TLR2–NF‐KB/JNK signaling pathways mediate TSLP production to prevent apoptosis of basophils and DCs. (A) OVA‐immunized mice received TSLP or anti‐TSLP were subjected to flow cytometry for determination of apoptosis in basophils and DCs in the lung. (B) Lung cell suspensions of OVA‐immunized mice were stimulated with TSLP or anti‐TSLP in vitro and were subsequently subjected to flow cytometry for the analysis of apoptosis in basophils and DCs. (C) Expression level of anti‐apoptosis protein Bcl‐XL in bone marrow‐derived basophils (BMBas) and BMDCs after TSLP treatment at different time points. (D) Analysis of p‐p65, p‐JNK, and p‐p38 in BEAS‐2B cells after OVA, HDM, and fungi stimulation in BEAS‐2B cells by western blot. (E) Expression level of TSLP mRNA in BEAS‐2B cells treated with inhibitors of NF‐κB, JNK, and p38 followed by OVA, HDM, and fungi stimulation by RT‐PCR. (F) Analysis of NF‐κB and p‐JNK in OxPAPC‐pretreated BEAS‐2B cells with OVA, HDM, and fungi stimulation by western blot. (G) Analysis of NF‐κB and JNK signals in OVA‐stimulated pBECs from WT or TLR2^−/− mice by western blot. For statistical analysis of apoptosis, data are pooled from three independent experiments with five mice each. For RT‐PCR and western blot, data are pooled from five independent experiments. One representative western blot of five independent experiments is shown. Values are shown as mean ± SD and statistical analysis employed unpaired two‐tailed Student's t‐test. *p < 0.05, **p < 0.01, and ***p < 0.001.

Figure 6

NF‐κB and JNK signaling pathways participate in TLR2‐derived TSLP production and activation of basophil and DC in vivo.
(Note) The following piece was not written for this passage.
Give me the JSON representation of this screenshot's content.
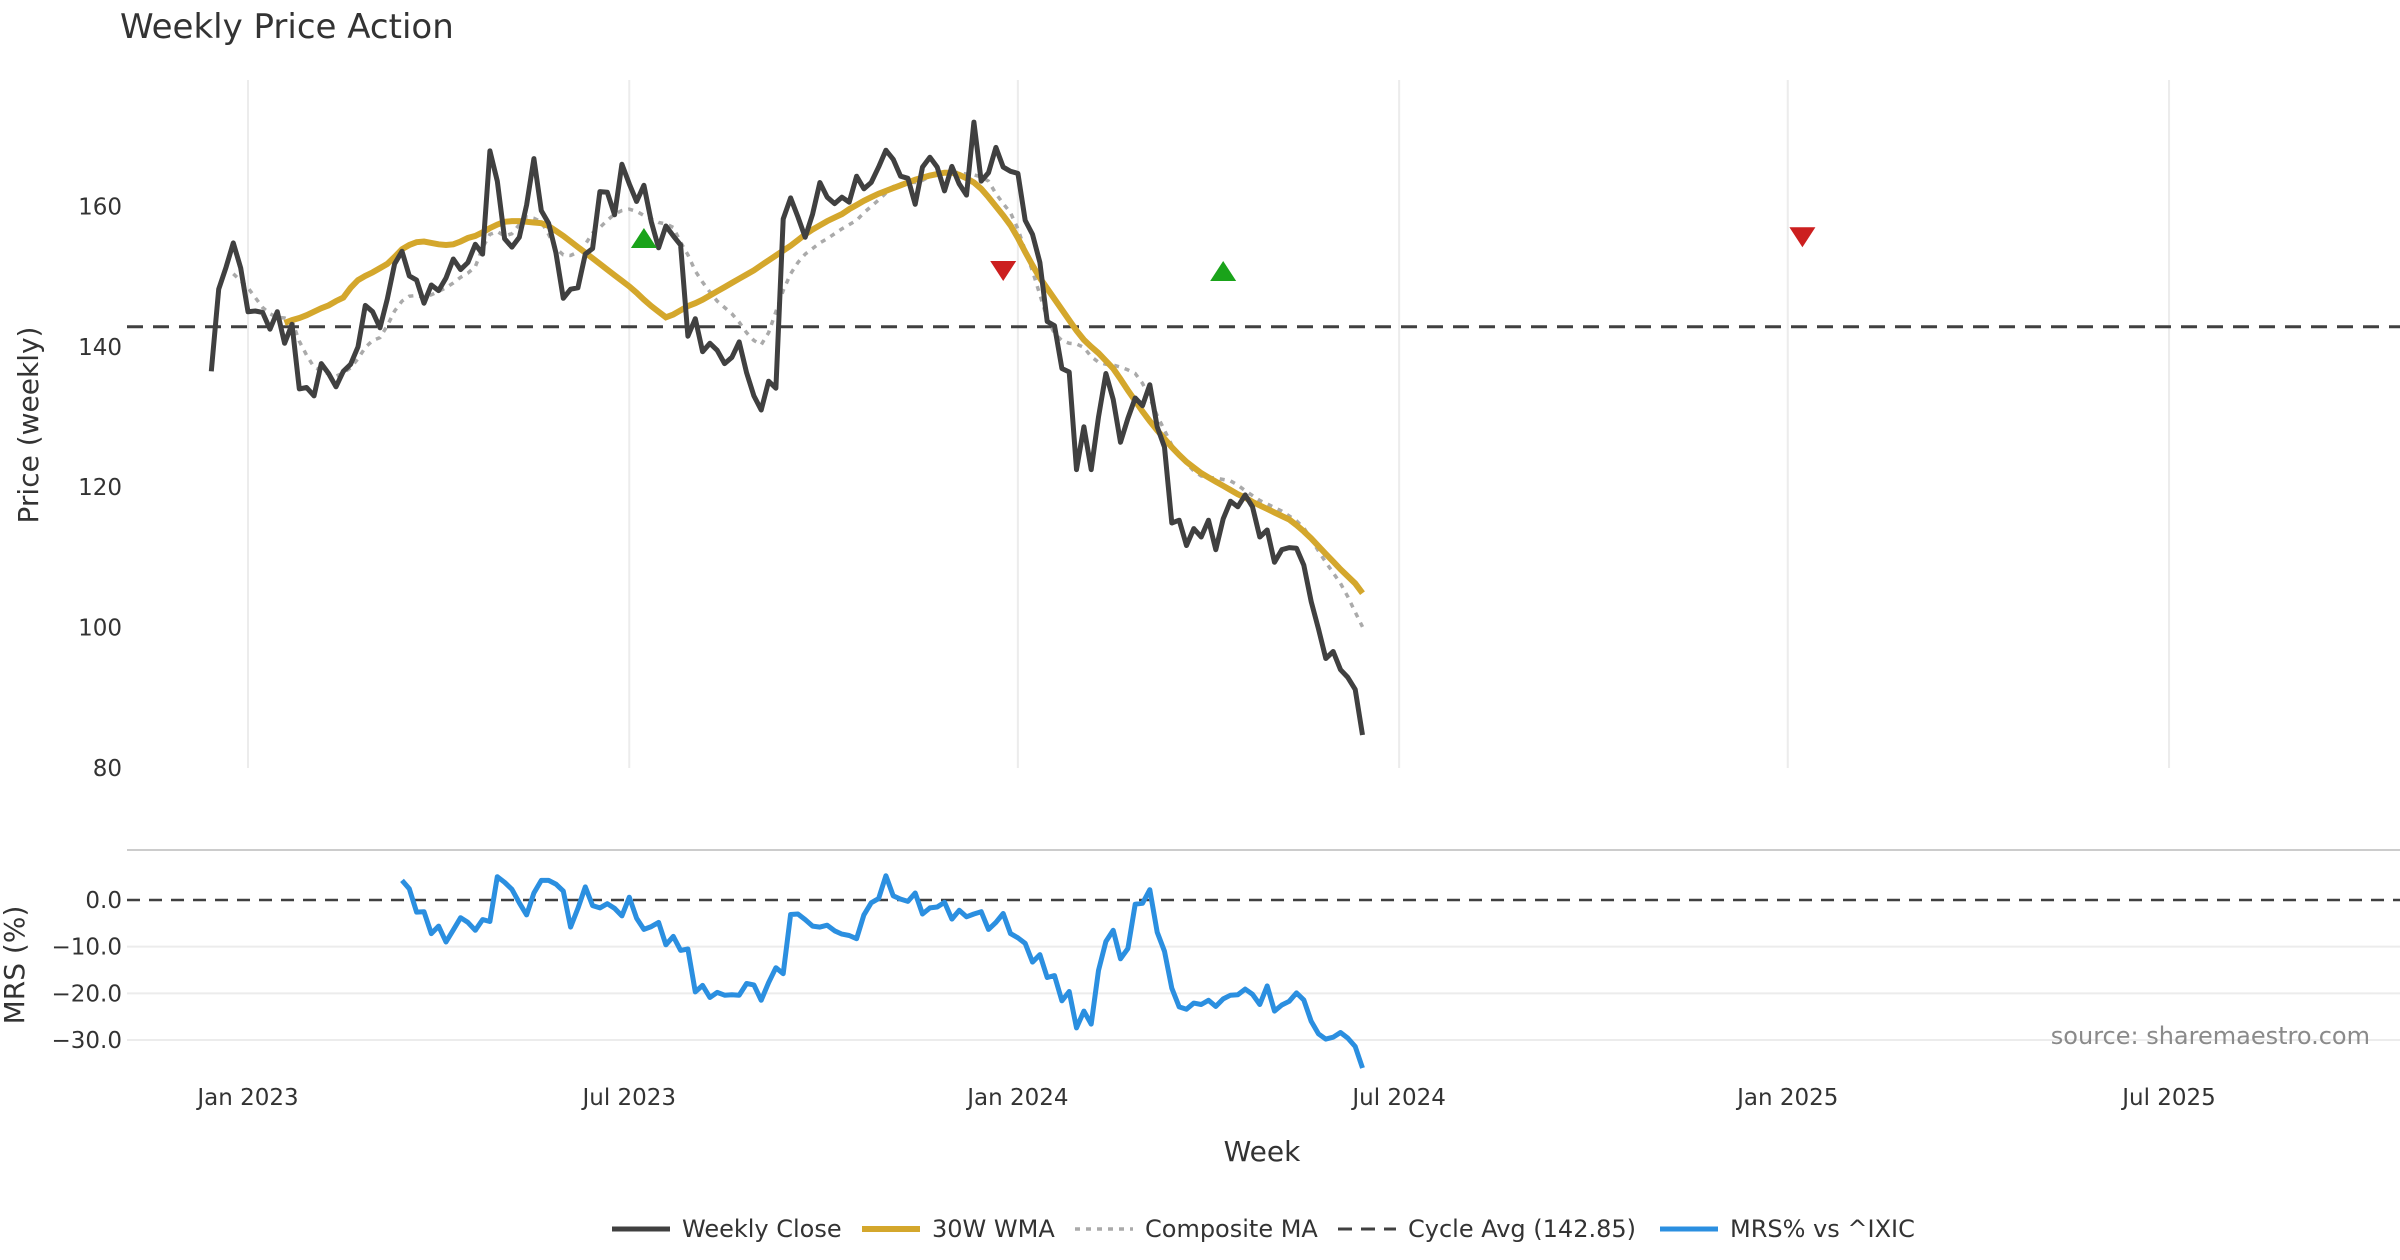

OVA‐immunized mice were intraperitoneally injected with BAY11‐7082 or SP600125 to inhibit the NF‐κB or JNK pathway, respectively. (A) Analysis of p‐p65, p‐IКBα, and p‐JNK in the lung by western blot. (B) Quantification of TSLP and CCL2 in the lung by ELISA. (C) Number of basophils and DCs in the lung by flow cytometry. (D) Expression levels of co‐stimulatory molecules on basophils and DCs in the lung analyzed by flow cytometry. (E) Quantification of IL‐4, IL‐5, and IL‐13 in the lung by ELISA. (F) Histological analysis of lung tissues by H&E, PAS, and Masson staining. Scale bar represents 200 μm. For statistical analysis of western blot, data are pooled from three independent experiments with five mice each and one representative western blot is shown. For statistical analysis of ELISA and flow cytometry, data are pooled from three independent experiments with five mice each. Values are shown as mean ± SD and statistical analysis employed unpaired two‐tailed Student's t‐test. *p < 0.05, **p < 0.01, and ***p < 0.001.